JDD

JDD is the joint denoise and demosaic module. It learns the mapping from noisy packed RAW bursts to clean linear RGB:

\[ f_\theta: \{R_t^{noisy}\}_{t=1}^{T}, M_\sigma \rightarrow I_{lin} \]

where \(T=3\) in the current training setup, \(R_t^{noisy}\) are independently degraded RAW frames, and \(M_\sigma\) is a noise standard-deviation map produced by raw-sim.

Task Definition

The input is a packed RAW burst plus one noise-map channel:

\[ X = \operatorname{concat}(R_1, R_2, R_3, M_\sigma) \]

For Bayer or 2x2 binning RAW, each frame has 4 packed channels, so:

\[ C_{in}=3 \times 4 + 1 = 13 \]

For Quad Bayer RAW, each frame has 16 packed channels:

\[ C_{in}=3 \times 16 + 1 = 49 \]

The target is clean linear RGB at the full spatial resolution:

\[ Y = I_{lin} \in [0,1]^{3 \times H \times W} \]

Random Degradation

JDD does not store a fixed noisy dataset by default. During training, it samples RGB patches and generates RAW degradation online through the public raw-sim batch interface.

For each sample:

  1. Randomly choose an RGB source image.
  2. Randomly crop a patch with size data.patch_size.
  3. Sample analog gain from the camera module.
  4. Convert sRGB to clean linear RGB target.
  5. Run the raw-sim pipeline to produce three noisy RAW frames.
  6. Build a noise map from the same calibrated noise model.

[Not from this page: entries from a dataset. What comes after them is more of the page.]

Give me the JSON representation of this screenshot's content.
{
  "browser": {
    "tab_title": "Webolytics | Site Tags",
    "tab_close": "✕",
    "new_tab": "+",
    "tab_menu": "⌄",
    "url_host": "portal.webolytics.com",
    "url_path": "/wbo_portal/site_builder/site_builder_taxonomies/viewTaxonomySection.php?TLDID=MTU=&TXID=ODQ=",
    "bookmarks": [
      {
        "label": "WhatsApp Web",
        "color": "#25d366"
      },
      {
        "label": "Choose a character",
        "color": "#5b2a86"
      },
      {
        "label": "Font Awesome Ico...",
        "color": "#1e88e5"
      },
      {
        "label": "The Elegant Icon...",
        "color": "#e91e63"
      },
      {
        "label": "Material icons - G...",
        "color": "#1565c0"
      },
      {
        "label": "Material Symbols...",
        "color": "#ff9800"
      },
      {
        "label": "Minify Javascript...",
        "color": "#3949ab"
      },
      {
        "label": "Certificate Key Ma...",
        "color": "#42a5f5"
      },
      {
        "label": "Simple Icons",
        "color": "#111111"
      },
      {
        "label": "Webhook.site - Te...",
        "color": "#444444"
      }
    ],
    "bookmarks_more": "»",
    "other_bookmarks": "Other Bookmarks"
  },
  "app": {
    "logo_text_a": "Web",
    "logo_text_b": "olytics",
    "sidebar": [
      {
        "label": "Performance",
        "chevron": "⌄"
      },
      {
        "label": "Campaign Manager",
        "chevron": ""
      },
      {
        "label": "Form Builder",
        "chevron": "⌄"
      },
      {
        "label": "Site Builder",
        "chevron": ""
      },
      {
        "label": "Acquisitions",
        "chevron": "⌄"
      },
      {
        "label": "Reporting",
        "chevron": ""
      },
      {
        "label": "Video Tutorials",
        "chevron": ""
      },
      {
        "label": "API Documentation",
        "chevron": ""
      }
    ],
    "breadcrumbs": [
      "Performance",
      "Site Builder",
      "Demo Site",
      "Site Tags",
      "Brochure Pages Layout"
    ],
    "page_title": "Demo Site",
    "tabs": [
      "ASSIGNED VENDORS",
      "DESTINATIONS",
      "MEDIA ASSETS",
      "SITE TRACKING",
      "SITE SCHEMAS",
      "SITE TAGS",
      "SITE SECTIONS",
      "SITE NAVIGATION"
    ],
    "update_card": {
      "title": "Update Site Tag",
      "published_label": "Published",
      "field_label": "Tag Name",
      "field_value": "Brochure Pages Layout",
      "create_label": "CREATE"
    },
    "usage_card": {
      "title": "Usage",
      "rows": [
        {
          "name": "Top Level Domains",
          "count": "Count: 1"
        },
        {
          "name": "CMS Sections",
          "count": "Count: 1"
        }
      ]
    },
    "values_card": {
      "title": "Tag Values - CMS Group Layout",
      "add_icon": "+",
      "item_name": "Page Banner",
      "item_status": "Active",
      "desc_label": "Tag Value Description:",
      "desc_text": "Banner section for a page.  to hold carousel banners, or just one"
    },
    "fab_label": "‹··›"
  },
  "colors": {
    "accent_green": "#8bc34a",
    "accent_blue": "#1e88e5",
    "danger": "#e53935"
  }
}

This makes every epoch see different crop positions, noise realizations, and analog gain values.

Analog Gain Sampling

The camera JSON can define camera.analog_gain as a scalar, a two-element range, or an object with min and max. JDD uses camera.analog_gain_sampling to choose the sampling distribution.

Uniform sampling:

\[ AG = AG_{min} + u(AG_{max} - AG_{min}), \quad u \sim \mathcal{U}(0,1) \]

Log-uniform sampling:

\[ AG = \exp\left(\log AG_{min} + u(\log AG_{max}-\log AG_{min})\right) \]

The current ISO convention is inherited from raw-sim:

\[ ISO = 100 \cdot AG \]

Because the Poisson-Gaussian noise model scales with analog gain, random gain sampling exposes the model to a broad noise range instead of a single fixed ISO.

Burst Image Restoration

For each RGB patch, JDD synthesizes three noisy RAW frames from the same clean signal:

\[ R_t^{noisy} = \mathcal{D}(I_{srgb}; AG, \epsilon_t), \quad t \in \{1,2,3\} \]

where \(\mathcal{D}\) is the raw-sim degradation pipeline and \(\epsilon_t\) is the frame-specific random noise seed.

The three frames share the same crop, camera parameters, analog gain, CFA layout, and lens filter, but use independent noise samples. This trains the network to use burst redundancy for denoising while also learning demosaicing and RAW-to-linear-RGB reconstruction.

Training Data Path

When data.simulate_on_device is enabled, the DataLoader only returns:

  • RGB patch
  • random seed
  • sampled analog gain
  • metadata

The training loop then calls:

from raw_sim.batch import simulate_burst_batch_on_device

x, y = simulate_burst_batch_on_device(
    rgb=batch["rgb"],
    analog_gain=batch["analog_gain"],
    seed=batch["seed"],
    camera=camera,
    frames=3,
    noise_map_reduce="mean",
)

This keeps the JDD degradation path coupled to raw-sim instead of duplicating simulation logic inside JDD. Updates to lens PSF, CFA packing, or noise modeling in raw-sim automatically flow into JDD training.

Model

The current network is a compact NAFNet-style restoration model:

packed RAW burst + noise map
  -> input convolution
  -> NAF blocks
  -> output convolution
  -> PixelShuffle CFA upsampling
  -> clean linear RGB

The PixelShuffle scale follows the CFA type:

CFA type Packed scale RAW channels per frame Input channels for 3 frames
Bayer / binning 2 4 13
Quad Bayer 4 16 49

Main Training Command

cd JDD
bash ./scripts/train.sh --config ./configs/train_JDD_patch128_3f_iter100000.json

Useful training fields:

Field Purpose
data.simulate_on_device Use GPU-side raw-sim batch degradation.
data.frames Number of burst frames. Current JDD expects 3.
data.noise_map_reduce Reduces per-channel noise maps before appending the map channel.
train.batch_size Number of RGB patches per step.
train.amp Mixed-precision training on CUDA.
train.channels_last Channels-last memory format for CUDA kernels.
train.val_every Validation interval.